Beautiful. Ephemeral. Elusive. Fickle. Tantalizing. These are the words I associate with orchids. Orchids are long considered the best example of plant life and have been adored and respected for a long time. Did you know that there are three kinds of orchids? The epiphytes, which are the most well-known, only represent a fraction of the orchid types that exist.

Epiphytes
The epiphytic orchids can be found in trees or when they are domesticated, in loose, chunky mediums. They receive water and nutrients from the air, rather than the soil. The genus Phalanopsis, Dendrobium, and Cattleya are the epiphytic orchids that most people know.

Lithophytes
Lithophytes are found in tropical areas and live on rocks. They are strong roots that burrow into the rocks and get nutrients and water from organic debris and moss. Lithophytes have fleshy leaves that store water for dry spells. Some species of Maxillarias, Bifrenaries, and Dendrobiums are examples of lithophytic orbs.

Terrestrials
The terrestrial orchids are the most fascinating type of Orchids. These orchids are just like most garden plants. You will find terrestrial orchids everywhere, from desert areas to boggy ravines.

Spiranthes odorata.
Spiranthes odorata is my favorite terrestrial orchid and one that can be found most readily in garden centers. Also known as Spiranthes cernua var odorata or Lady’s Tresses, it is also commonly called Lady’s Tresses. This plant is native to the eastern US and can grow to 18 inches.

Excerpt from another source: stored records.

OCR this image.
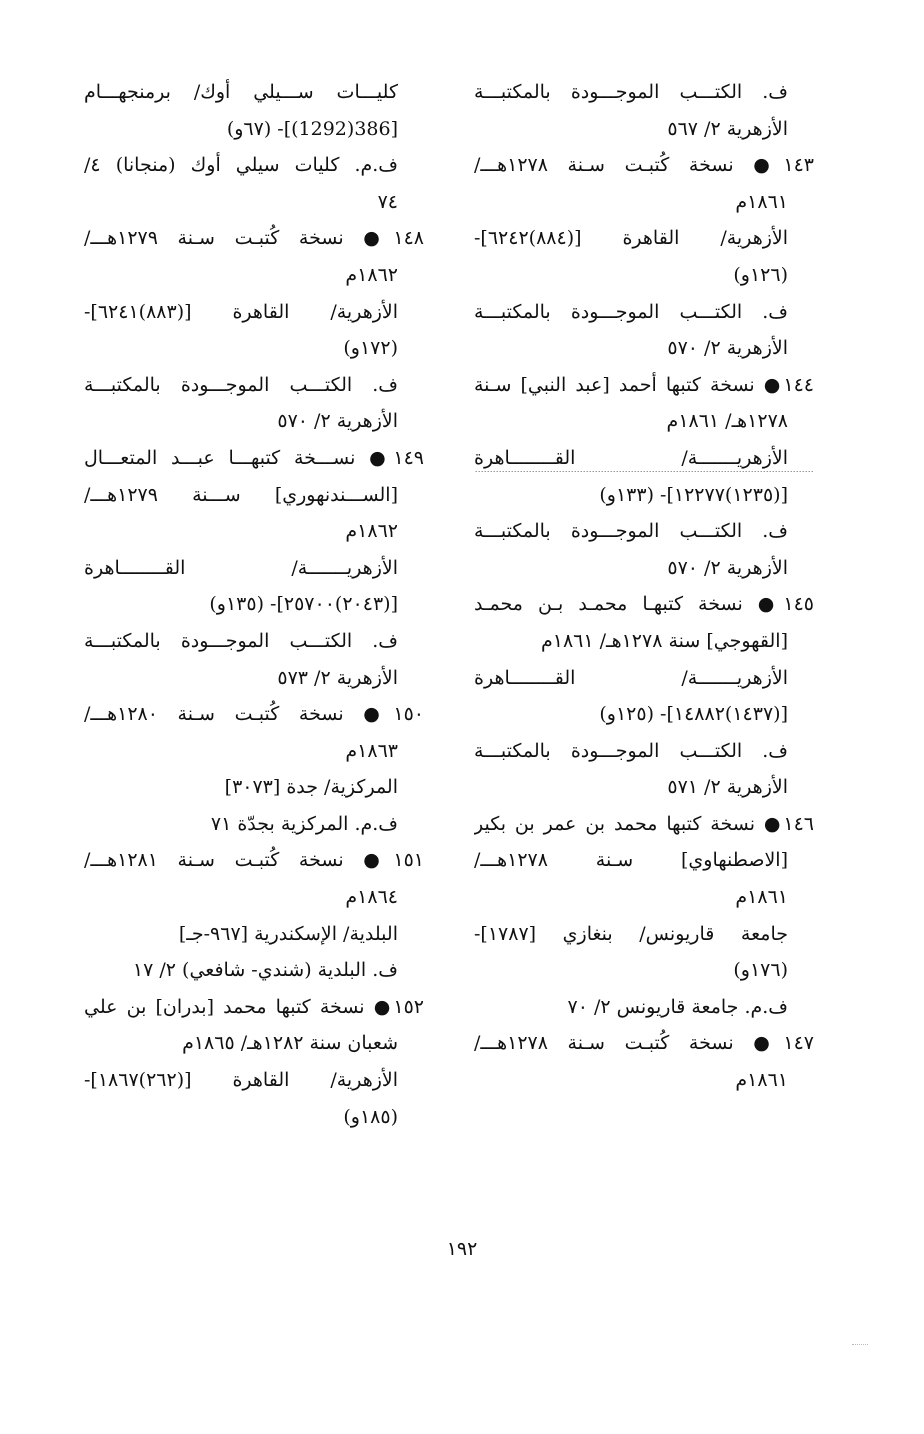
ف. الكتـــب الموجـــودة بالمكتبـــة
الأزهرية ٢/ ٥٦٧
١٤٣● نسخة كُتبـت سـنة ١٢٧٨هـــ/
١٨٦١م
الأزهرية/ القاهرة [(٨٨٤)٦٢٤٢]-
(١٢٦و)
ف. الكتـــب الموجـــودة بالمكتبـــة
الأزهرية ٢/ ٥٧٠
١٤٤● نسخة كتبها أحمد [عبد النبي] سـنة
١٢٧٨هـ/ ١٨٦١م
الأزهريـــــــة/ القــــــــاهرة
[(١٢٣٥)١٢٢٧٧]- (١٣٣و)
ف. الكتـــب الموجـــودة بالمكتبـــة
الأزهرية ٢/ ٥٧٠
١٤٥● نسخة كتبهـا محمـد بـن محمـد
[القهوجي] سنة ١٢٧٨هـ/ ١٨٦١م
الأزهريـــــــة/ القــــــــاهرة
[(١٤٣٧)١٤٨٨٢]- (١٢٥و)
ف. الكتـــب الموجـــودة بالمكتبـــة
الأزهرية ٢/ ٥٧١
١٤٦● نسخة كتبها محمد بن عمر بن بكير
[الاصطنهاوي] سـنة ١٢٧٨هـــ/
١٨٦١م
جامعة قاريونس/ بنغازي [١٧٨٧]-
(١٧٦و)
ف.م. جامعة قاريونس ٢/ ٧٠
١٤٧● نسخة كُتبـت سـنة ١٢٧٨هـــ/
١٨٦١م
كليـــات ســـيلي أوك/ برمنجهـــام
[386(1292)]- (٦٧و)
ف.م. كليات سيلي أوك (منجانا) ٤/
٧٤
١٤٨● نسخة كُتبـت سـنة ١٢٧٩هـــ/
١٨٦٢م
الأزهرية/ القاهرة [(٨٨٣)٦٢٤١]-
(١٧٢و)
ف. الكتـــب الموجـــودة بالمكتبـــة
الأزهرية ٢/ ٥٧٠
١٤٩● نســـخة كتبهـــا عبـــد المتعـــال
[الســـندنهوري] ســـنة ١٢٧٩هـــ/
١٨٦٢م
الأزهريـــــــة/ القــــــــاهرة
[(٢٠٤٣)٢٥٧٠٠]- (١٣٥و)
ف. الكتـــب الموجـــودة بالمكتبـــة
الأزهرية ٢/ ٥٧٣
١٥٠● نسخة كُتبـت سـنة ١٢٨٠هـــ/
١٨٦٣م
المركزية/ جدة [٣٠٧٣]
ف.م. المركزية بجدّة ٧١
١٥١● نسخة كُتبـت سـنة ١٢٨١هـــ/
١٨٦٤م
البلدية/ الإسكندرية [٩٦٧-جـ]
ف. البلدية (شندي- شافعي) ٢/ ١٧
١٥٢● نسخة كتبها محمد [بدران] بن علي
شعبان سنة ١٢٨٢هـ/ ١٨٦٥م
الأزهرية/ القاهرة [(٢٦٢)١٨٦٧]-
(١٨٥و)
١٩٢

Spiranthesodorata blooms in the late summer and early autumn. The tiny, white flowers spiral up from the spikes. This plant is hardy to zone 4. It’s a great addition to any garden that wants a plant that blooms in fall, sometimes up to frost. This aquatic plant has a lovely fragrance and can be grown in water up to several inches deep. However, I have successfully grown it in my garden as well as in gardens of clients who receive an average amount of moisture.

Bletilla striata
Bletilla striata, another favorite of mine, is also a great choice. It was easy to grow in my Brooklyn backyard. You can grow spring bloomers that are hardy to zone 6. There are many varieties, including Tri-Lips and Albostriata. Many varieties have pinkish flowers, but First Kiss has white flowers. They are native to Eastern Asia and can grow up to 2 feet tall. They prefer moist soils over dry. Bletilla is unlikely to be found in your local garden center, but you can order any of the many varieties available from Plant Delights Nursery. You can ask the nursery staff for help if you’re not sure which variety would be best for your garden.

Plectelis radiata
Plectelis radiata, a terrestrial orchid that I have never grown, is so beautiful I decided to add it to the list. Plectelis radiata is hardy to zone 6. It blooms in summer, and prefers full sun to partial shade. These unusual orchids thrive in moist soils that drain well. Each flower stalk can hold between 1-8 blooms and is found in grassy wetlands in Japan, Korea Peninsula, and parts of eastern China.